TN: Professional Healthcare Management discloses ransomware incident
PHM’s press release, followed by this site’s comments/notes:
MEMPHIS–(BUSINESS WIRE)–Professional Healthcare Management, Inc. (“PHM”)1, located in Memphis, Tennessee, announced today that it recently became aware of a data privacy incident impacting its servers, which contained protected health and personal information of some PHM clients and employees. PHM is a business that primarily operates in the home health care services industry and provides related health care services. PHM is committed to keeping the community informed, communicating about the steps it is taking toward resolution, and ensuring impacted individuals have the tools they need to minimize the impact of the incident.
On September 14, 2021, PHM discovered that it was the victim of a sophisticated ransomware attack. After discovering the incident, PHM quickly took steps to secure and safely restore its systems and operations. Further, PHM immediately engaged third-party forensic and incident response experts to conduct a thorough investigation of the incident’s nature and scope and assist in the remediation efforts. PHM’s investigation is ongoing, but after performing a comprehensive review of the impacted data, PHM believes it could contain protected health information.
PHM is notifying those potentially impacted by this incident by mail (if possible) and providing steps that can be taken to protect their information, including complimentary identity monitoring and protection services. PHM recommends that these individuals enroll in the services provided and follow the recommendations contained within the notification letter to increase the likelihood that their information remains protected. As of the date of this release, PHM has no evidence indicating misuse of any information. Notification to individuals potentially affected by this incident is being performed out of an abundance of caution and pursuant to the organization’s obligations under the Health Insurance Portability and Accountability Act (HIPAA).
Further, after reviewing the potentially impacted protected health and personal information, PHM determined that it may include first and last name, social security number, health insurance information (Medicaid number, Medicare number and insurance identification number), prescription name(s) and diagnosis code(s). Again, as stated above, it is important to note that PHM has no evidence of misuse of any information as of the date of this release.
In response to this incident, PHM is implementing additional cybersecurity safeguards, enhancing its cybersecurity policies, procedures, and protocols, and implementing additional employee cybersecurity training.
“We take the security and privacy of the information contained in our systems with the utmost seriousness. Further, we were shocked to discover that we were one of the thousands of victims of this type of cyberattack,” said Amanda Egner, CIO of PHM. “We are fully committed to protecting the information on our systems and sincerely regret the concern and inconvenience caused by this event. We thank the community, our employees, patients, and partners for their support during this event.”
As a precautionary measure, PHM recommends that individuals remain vigilant by closely reviewing their account statements and credit reports. If any suspicious activity is detected, PHM strongly advises that the account holder promptly notify the financial institution or company that maintains the account. Further, individuals should promptly report any fraudulent activity or any suspected incidence of identity theft to proper law enforcement authorities, including their state attorney general and the Federal Trade Commission (FTC). To file a complaint or to contact the FTC, you can (1) send a letter to the Federal Trade Commission, Consumer Response Center, 600 Pennsylvania Avenue NW, Washington, DC 20580; (2) go to IdentityTheft.gov/databreach; or (3) call 1-877-ID-THEFT (877-438-4338). Complaints filed with the FTC will be added to the FTC’s Identity Theft Data Clearinghouse, a database made available to law enforcement agencies.

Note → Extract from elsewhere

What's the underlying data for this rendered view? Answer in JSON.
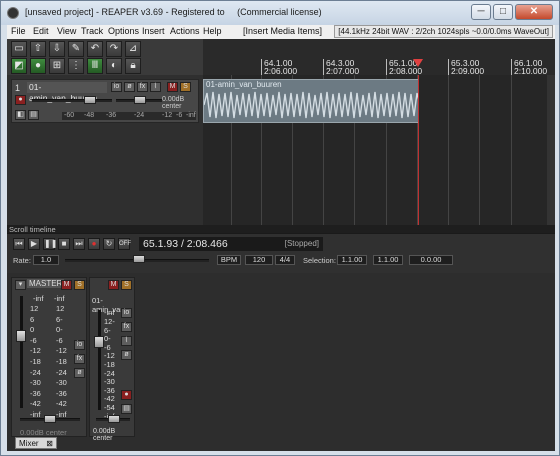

For individuals seeking more information or who have questions, please call the dedicated toll-free helpline set up specifically for this purpose at 1-833-760-0502, Monday through Friday, 8:00 a.m. to 8:00 p.m. (EST). In addition, individuals seeking to contact PHM directly may write to Professional Healthcare Management, 7900 Players Forest Drive, Memphis, TN 38119.
1 Professional Healthcare Management, Inc. is a management company that manages (or previously managed) five healthcare entities (Volunteer Home Care Inc.; Volunteer Home Care of West TN., Inc.; Volunteer Home Care of Middle TN., Inc., which also does business as Quality First Home Care; Springhill Home Health and Hospice; and Affinity Health Care).
Comment by DataBreaches.net: This attack first appeared on the Cuba ransomware group’s leak site on September 21. When DataBreaches.net looked at the alleged proof of claims, we discovered that the data Cuba posted had nothing to do with PHMINC.
At some date unknown to DataBreaches.net, Cuba removed the listing. Usually that means that the victim has paid ransom, but that is not necessarily proof of anything.
DataBreaches.net emailed PHMINC to ask whether they had paid the extortion demand to get Cuba to remove the listing from their leak site and to supposedly destroy all data, but no immediate reply has been received. This post will be updated if a reply is received.
This incident has not yet shown up on HHS’s public breach tool.